Die Kammer beabsichtigt, die Berufung gegen das Urteil des Amtsgerichts Nürnberg vom 08.12.2014, Az. 31 C 5294/14, gemäß § 522 Abs. 2 ZPO zurückzuweisen, weil sie einstimmig der Auffassung ist, dass die Berufung offensichtlich keine Aussicht auf Erfolg hat, der Rechtssache auch keine grundsätzliche Bedeutung zukommt und weder die Fortbildung des Rechts noch die Sicherung einer einheitlichen Rechtsprechung eine Entscheidung des Berufungsgerichts erfordert. Auch die Durchführung einer mündlichen Verhandlung über die Berufung ist nicht geboten.

Gründe

I.

Das Gericht teilt die Ansicht des Amtsgerichts Nürnberg, wonach im vorliegenden Fall eine Geschäftsgebühr nach VV RVG Nr. 2300 angefallen ist.

Zutreffend weist das Amtsgericht darauf hin, dass nach Vorbemerkung 2.3 des Vergütungsverzeichnisses zum RVG eine Geschäftsgebühr für das Betreiben des Geschäfts einschließlich der Information und für die Mitwirkung bei der Gestaltung eines Vertrags entsteht. Wie sich aus der Formulierung der zitierten Vorschrift eindeutig ergibt, wird die Geschäftsgebühr damit alternativ ausgelöst, d.h. entweder durch das Betreiben des Geschäfts (einschließlich der Information) oder durch die Mitwirkung bei der Gestaltung eines Vertrags.

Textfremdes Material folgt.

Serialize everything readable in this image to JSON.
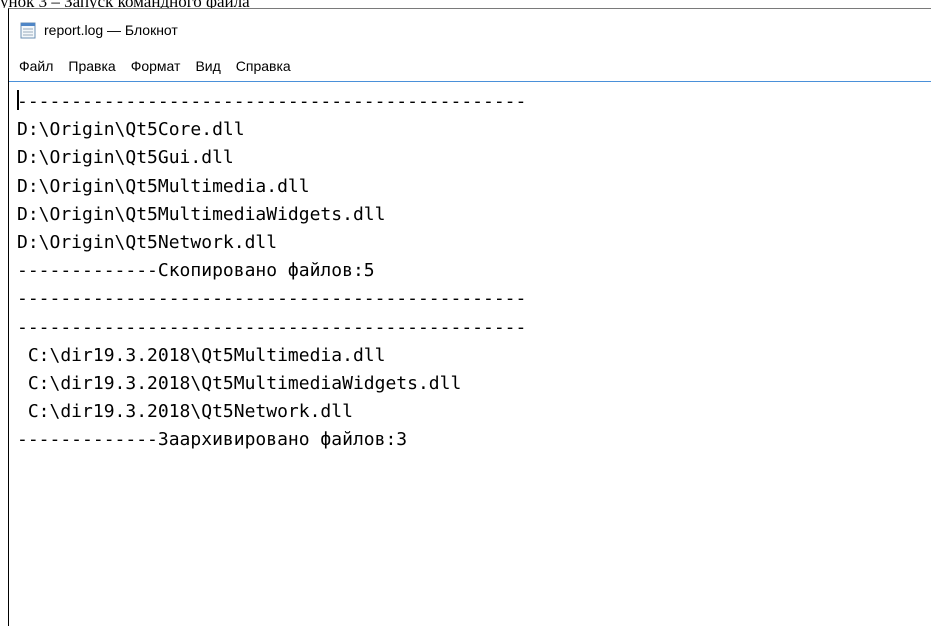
{
  "caption": "унок 3 – Запуск командного файла",
  "window": {
    "title": "report.log — Блокнот",
    "icon": "notepad-icon"
  },
  "menu": {
    "items": [
      "Файл",
      "Правка",
      "Формат",
      "Вид",
      "Справка"
    ]
  },
  "editor": {
    "lines": [
      "-----------------------------------------------",
      "D:\\Origin\\Qt5Core.dll",
      "D:\\Origin\\Qt5Gui.dll",
      "D:\\Origin\\Qt5Multimedia.dll",
      "D:\\Origin\\Qt5MultimediaWidgets.dll",
      "D:\\Origin\\Qt5Network.dll",
      "-------------Скопировано файлов:5",
      "-----------------------------------------------",
      "-----------------------------------------------",
      " C:\\dir19.3.2018\\Qt5Multimedia.dll",
      " C:\\dir19.3.2018\\Qt5MultimediaWidgets.dll",
      " C:\\dir19.3.2018\\Qt5Network.dll",
      "-------------Заархивировано файлов:3"
    ]
  }
}
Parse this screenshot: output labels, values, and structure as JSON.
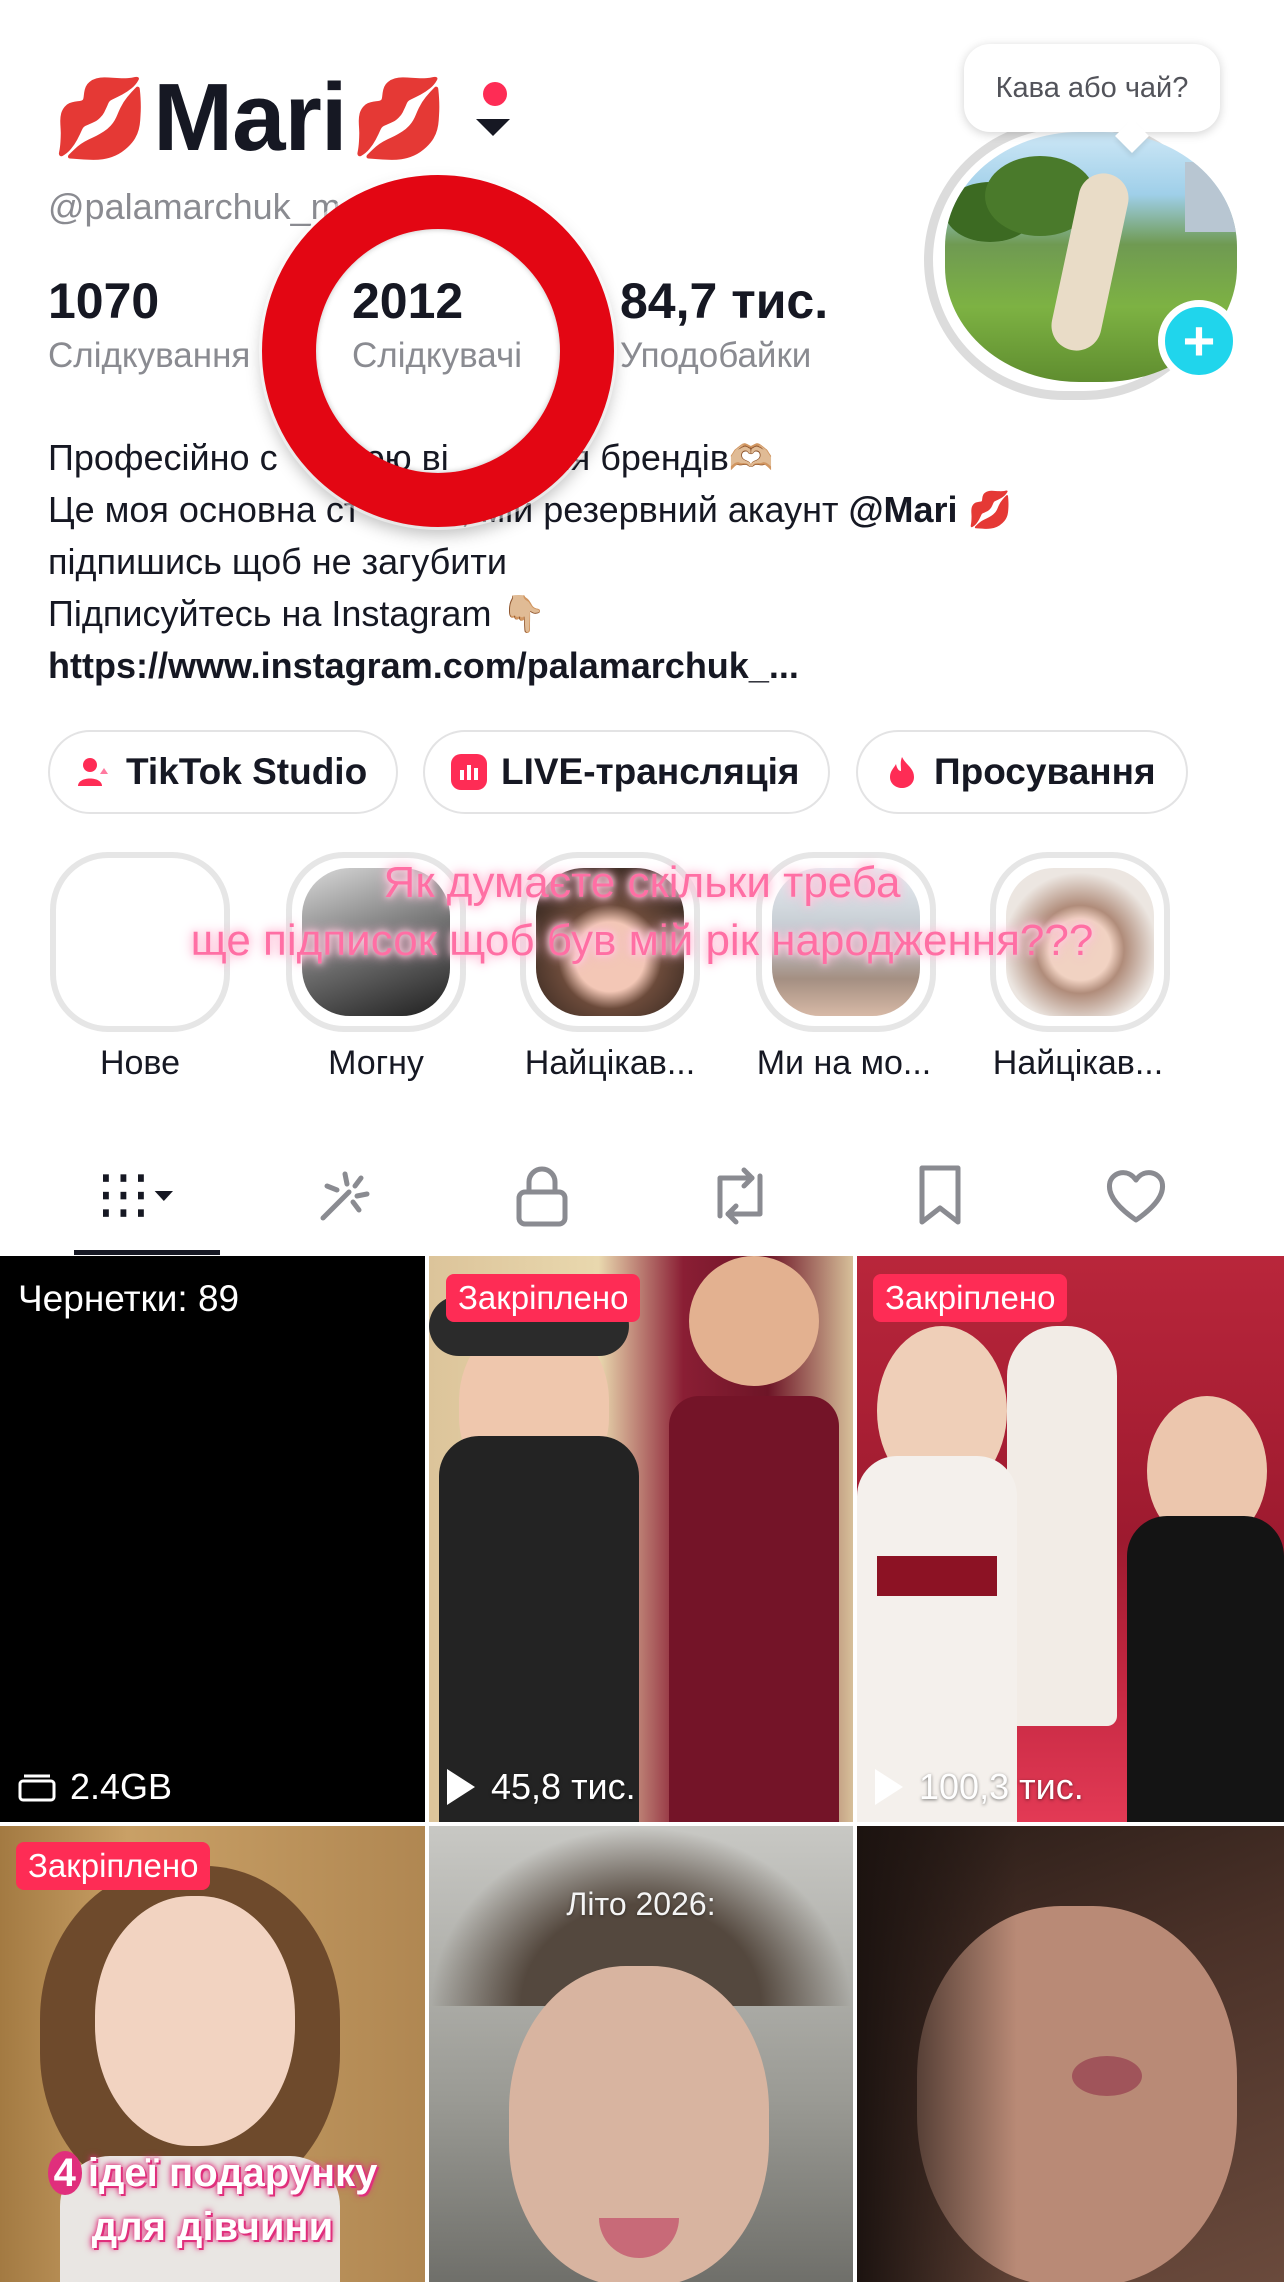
{
  "profile": {
    "name": "Mari",
    "name_emoji": "💋",
    "handle": "@palamarchuk_m",
    "bubble_text": "Кава або чай?",
    "plus_icon": "+"
  },
  "stats": [
    {
      "value": "1070",
      "label": "Слідкування"
    },
    {
      "value": "2012",
      "label": "Слідкувачі"
    },
    {
      "value": "84,7 тис.",
      "label": "Уподобайки"
    }
  ],
  "bio": {
    "line1": "Професійно с        юю ві        для брендів🫶🏼",
    "line2_start": "Це моя основна ст        а, мій резервний акаунт ",
    "line2_mention": "@Mari",
    "line2_end": " 💋",
    "line3": "підпишись щоб не загубити",
    "line4": "Підписуйтесь на Instagram 👇🏼",
    "link": "https://www.instagram.com/palamarchuk_..."
  },
  "actions": [
    {
      "label": "TikTok Studio",
      "icon": "tiktok-studio-icon"
    },
    {
      "label": "LIVE-трансляція",
      "icon": "live-icon"
    },
    {
      "label": "Просування",
      "icon": "promote-flame-icon"
    }
  ],
  "overlay": {
    "line1": "Як думаєте скільки треба",
    "line2": "ще підписок щоб був мій рік народження???"
  },
  "highlights": [
    {
      "label": "Нове"
    },
    {
      "label": "Могну"
    },
    {
      "label": "Найцікав..."
    },
    {
      "label": "Ми на мо..."
    },
    {
      "label": "Найцікав..."
    }
  ],
  "tabs": [
    {
      "name": "videos-grid-icon"
    },
    {
      "name": "effects-wand-icon"
    },
    {
      "name": "private-lock-icon"
    },
    {
      "name": "repost-icon"
    },
    {
      "name": "favorites-bookmark-icon"
    },
    {
      "name": "liked-heart-icon"
    }
  ],
  "grid": {
    "drafts_label": "Чернетки: 89",
    "drafts_size": "2.4GB",
    "pinned_label": "Закріплено",
    "video2_views": "45,8 тис.",
    "video3_views": "100,3 тис.",
    "video5_caption": "Літо 2026:",
    "video4_caption_num": "4",
    "video4_caption_line1": "ідеї подарунку",
    "video4_caption_line2": "для дівчини"
  },
  "colors": {
    "accent": "#fe2c55",
    "plus": "#20d5ec",
    "annotation_ring": "#e30613",
    "overlay_text": "#ff6fa4"
  }
}
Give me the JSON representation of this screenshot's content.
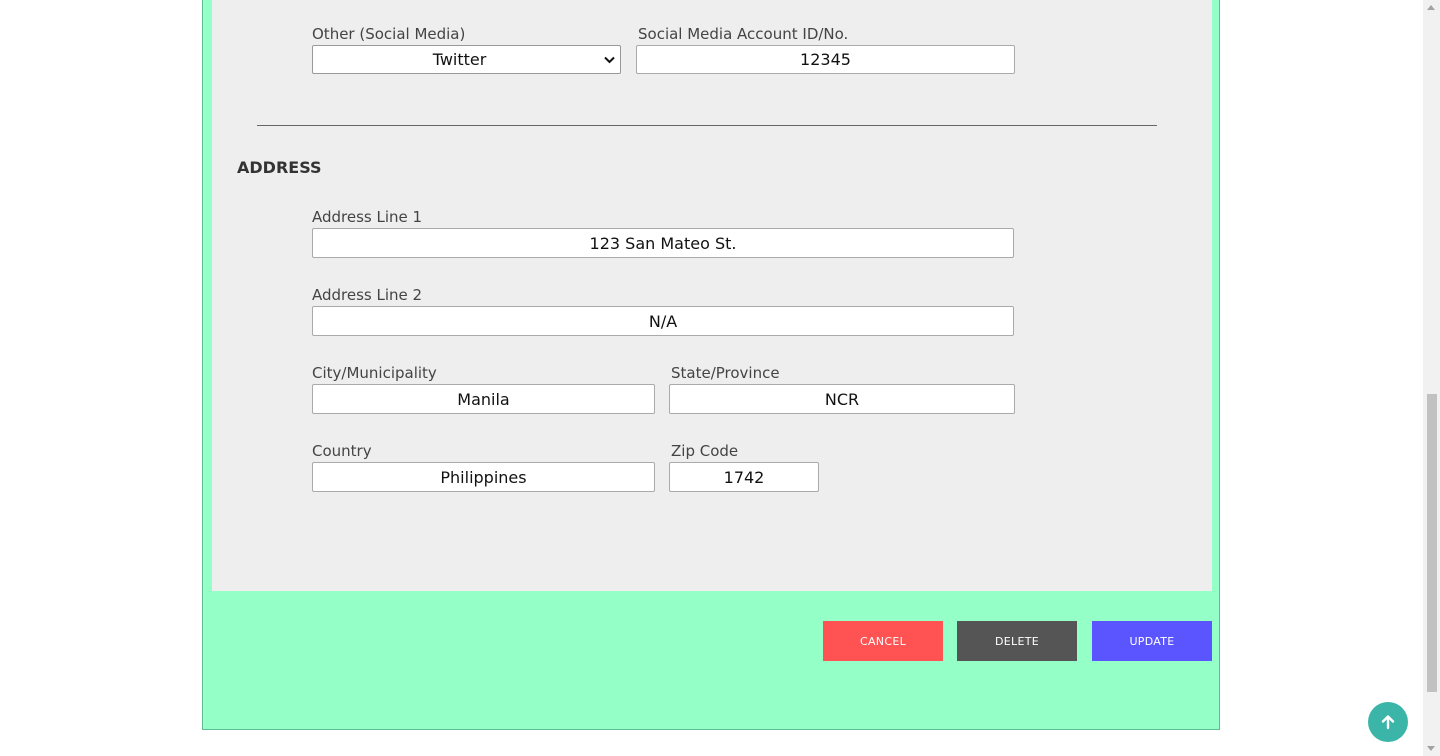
{
  "social": {
    "other_label": "Other (Social Media)",
    "other_value": "Twitter",
    "account_label": "Social Media Account ID/No.",
    "account_value": "12345"
  },
  "address": {
    "title": "ADDRESS",
    "line1_label": "Address Line 1",
    "line1_value": "123 San Mateo St.",
    "line2_label": "Address Line 2",
    "line2_value": "N/A",
    "city_label": "City/Municipality",
    "city_value": "Manila",
    "state_label": "State/Province",
    "state_value": "NCR",
    "country_label": "Country",
    "country_value": "Philippines",
    "zip_label": "Zip Code",
    "zip_value": "1742"
  },
  "actions": {
    "cancel_label": "CANCEL",
    "delete_label": "DELETE",
    "update_label": "UPDATE"
  },
  "icons": {
    "select_chevron": "chevron-down-icon",
    "back_to_top": "arrow-up-icon"
  },
  "colors": {
    "outer_bg": "#95ffc8",
    "panel_bg": "#eeeeee",
    "cancel": "#ff5252",
    "delete": "#555555",
    "update": "#5a55ff",
    "to_top": "#3ab5a8"
  }
}
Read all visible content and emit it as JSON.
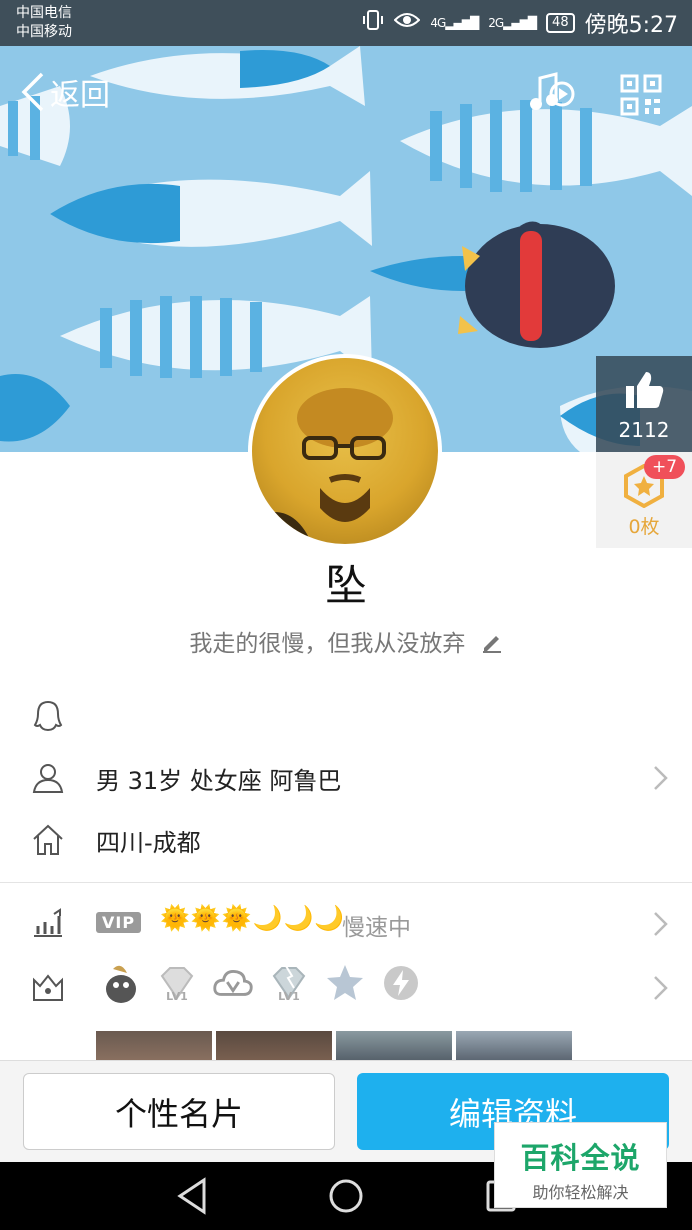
{
  "status_bar": {
    "carrier_1": "中国电信",
    "carrier_2": "中国移动",
    "network_1": "4G",
    "network_2": "2G",
    "battery": "48",
    "time": "傍晚5:27"
  },
  "top_bar": {
    "back_label": "返回"
  },
  "stats": {
    "likes": "2112",
    "coins": "0枚",
    "coin_badge": "+7"
  },
  "profile": {
    "nickname": "坠",
    "signature": "我走的很慢，但我从没放弃"
  },
  "info": {
    "basic": "男  31岁  处女座  阿鲁巴",
    "location": "四川-成都"
  },
  "level": {
    "vip_label": "VIP",
    "level_icons": "🌞🌞🌞🌙🌙🌙",
    "speed_text": "慢速中"
  },
  "services": {
    "items": [
      "qq-pet-icon",
      "diamond-lv1-icon",
      "cloud-v-icon",
      "diamond-lv1-icon",
      "star-icon",
      "lightning-icon"
    ],
    "lv_label": "LV1"
  },
  "buttons": {
    "card_label": "个性名片",
    "edit_label": "编辑资料"
  },
  "watermark": {
    "title": "百科全说",
    "subtitle": "助你轻松解决"
  },
  "colors": {
    "accent": "#1eb0ee",
    "banner_bg": "#8fc8e8",
    "coin": "#e6a73b",
    "badge": "#f0505a"
  }
}
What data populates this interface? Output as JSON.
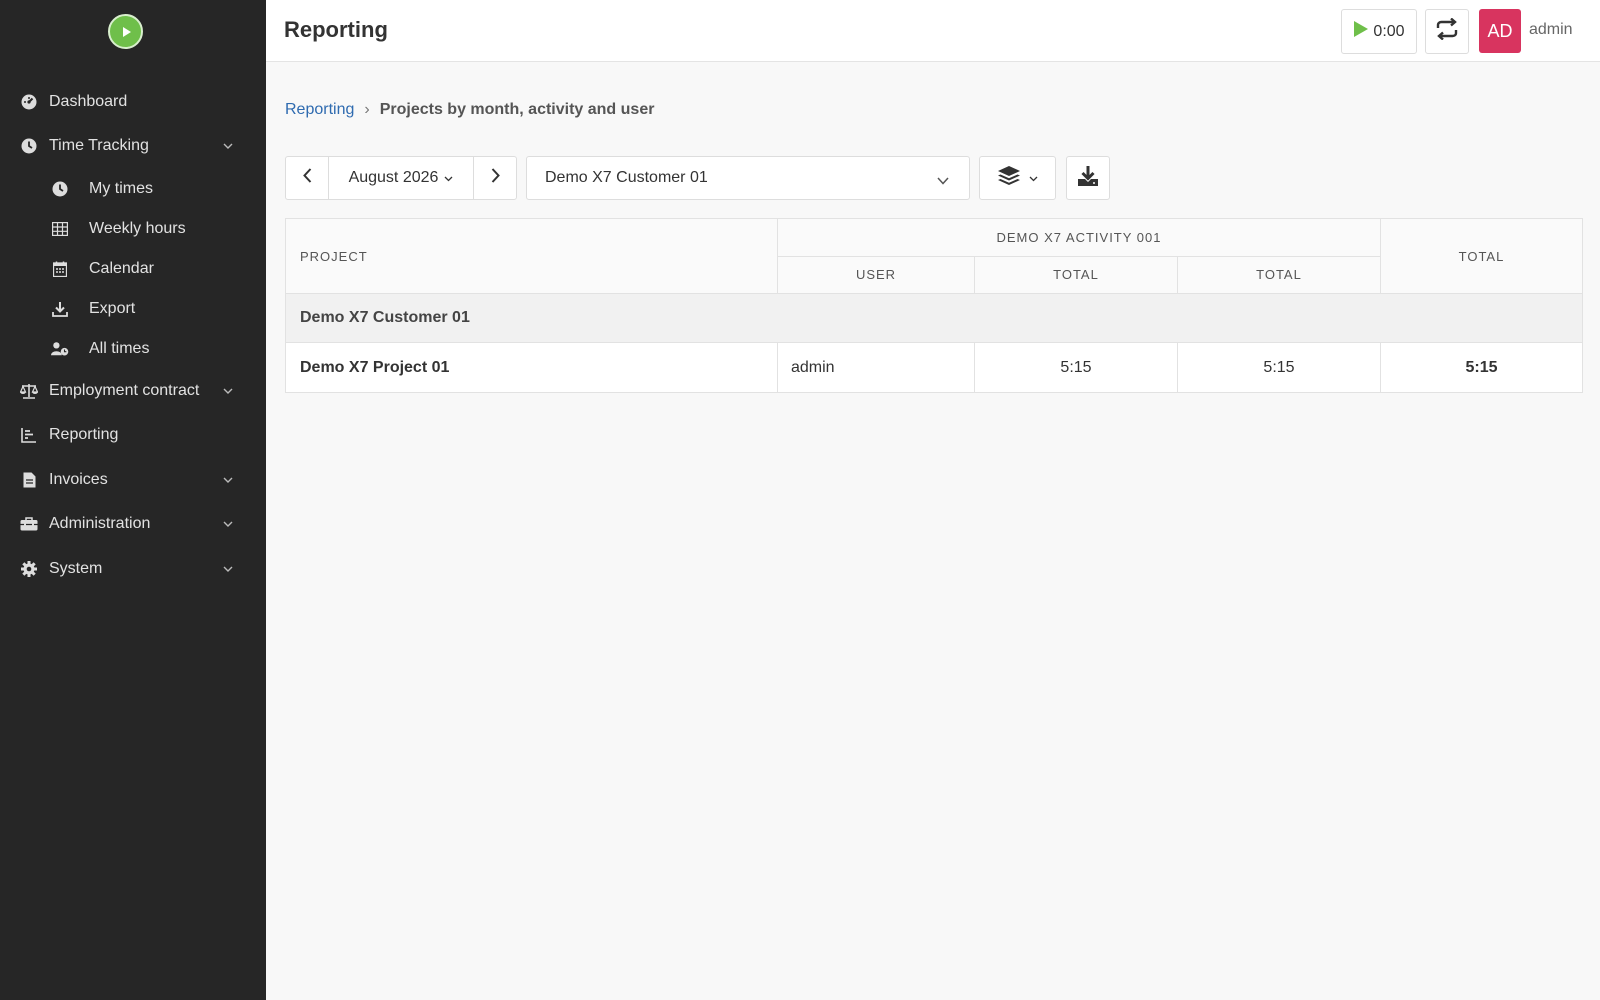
{
  "app": {
    "logo_icon": "play-logo-icon",
    "brand_color": "#6fbf4a"
  },
  "sidebar": {
    "items": [
      {
        "label": "Dashboard",
        "icon": "dashboard-icon"
      },
      {
        "label": "Time Tracking",
        "icon": "clock-icon",
        "expanded": true
      },
      {
        "label": "My times",
        "icon": "clock-icon"
      },
      {
        "label": "Weekly hours",
        "icon": "grid-icon"
      },
      {
        "label": "Calendar",
        "icon": "calendar-icon"
      },
      {
        "label": "Export",
        "icon": "download-icon"
      },
      {
        "label": "All times",
        "icon": "user-clock-icon"
      },
      {
        "label": "Employment contract",
        "icon": "scale-icon"
      },
      {
        "label": "Reporting",
        "icon": "chart-icon"
      },
      {
        "label": "Invoices",
        "icon": "invoice-icon"
      },
      {
        "label": "Administration",
        "icon": "toolbox-icon"
      },
      {
        "label": "System",
        "icon": "gear-icon"
      }
    ]
  },
  "header": {
    "title": "Reporting",
    "timer": "0:00",
    "avatar_initials": "AD",
    "avatar_color": "#d8345f",
    "username": "admin"
  },
  "breadcrumb": {
    "parent": "Reporting",
    "separator": "›",
    "current": "Projects by month, activity and user"
  },
  "toolbar": {
    "month": "August 2026",
    "customer": "Demo X7 Customer 01"
  },
  "table": {
    "header": {
      "project": "PROJECT",
      "activity": "DEMO X7 ACTIVITY 001",
      "user": "USER",
      "activity_total": "TOTAL",
      "user_total": "TOTAL",
      "total": "TOTAL"
    },
    "group": "Demo X7 Customer 01",
    "rows": [
      {
        "project": "Demo X7 Project 01",
        "user": "admin",
        "activity_total": "5:15",
        "user_total": "5:15",
        "total": "5:15"
      }
    ]
  }
}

Offen bleiben kann vorliegend, ob die Klägerin für die Beklagte aufgrund ihrer Tätigkeit ein Geschäft im Sinne der zitierten Vorschrift betrieben hat. Nach Einschätzung der Kammer hat die Klägerin jedenfalls bei der Gestaltung eines Vertrags mitgewirkt. Auch hier ist zwar die Abgrenzung zwischen Beratungs- und Geschäftsgebühr im Einzelfall schwierig (vgl. nur Baumgärtel in: Baumgärtel/Hergenröder/Houben, RVG, 16. Aufl. 2014, Vorbemerkung 2.3 VV RVG, RdNr. 9). Allerdings ist anerkannt, dass die Mitwirkung bei der Gestaltung eines Vertrages nicht erst dann vorliegt, wenn der Rechtsanwalt Urkunden oder Verträge entwirft. Vielmehr kann auch eine nur (fern-)mündliche Mitwirkung (Baumgärtel, a.a.O., RdNr. 8) bzw. die Überprüfung eines vorgelegten notariellen Vertragsentwurfs (Teubel in: Mayer/Kroiß, RVG, 6. Aufl. 2013, Vorbemerkung 2.3 VV RVG, RdNr. 5) die Geschäftsgebühr auslösen.

Vorliegend wurde der Klägerin unstreitig mit Fax vom 24.03.2010 ein Entwurf eines 5-seitigen notariellen Vermächtniserfüllungsvertrages seitens der Beklagten zugeleitet (Anlage K5). In dem handschriftlichen Anschreiben der Beklagten wurde der bei der Klägerin tätige Rechtsanwalt M darum gebeten, den Vertragsentwurf „zu beurteilen“ sowie seine Meinung „bzw. Richtigstellungen“ mitzuteilen. Daraufhin fertigte Rechtsanwalt M am 30.03.2010 eine Stellungnahme und versandte diese per Email an die Beklagte (Anlage K6). Darin führte u.a. aus:

„[...] Auffällig ist, dass die Erbengemeinschaft die Kosten der Beurkundung und des Vollzuges tragen soll. Diese Regelung ist im Testament nicht getroffen, so dass es als angemessen anzusehen ist, wenn der Vermächtnisnehmer die Kosten der Beurkundung trägt.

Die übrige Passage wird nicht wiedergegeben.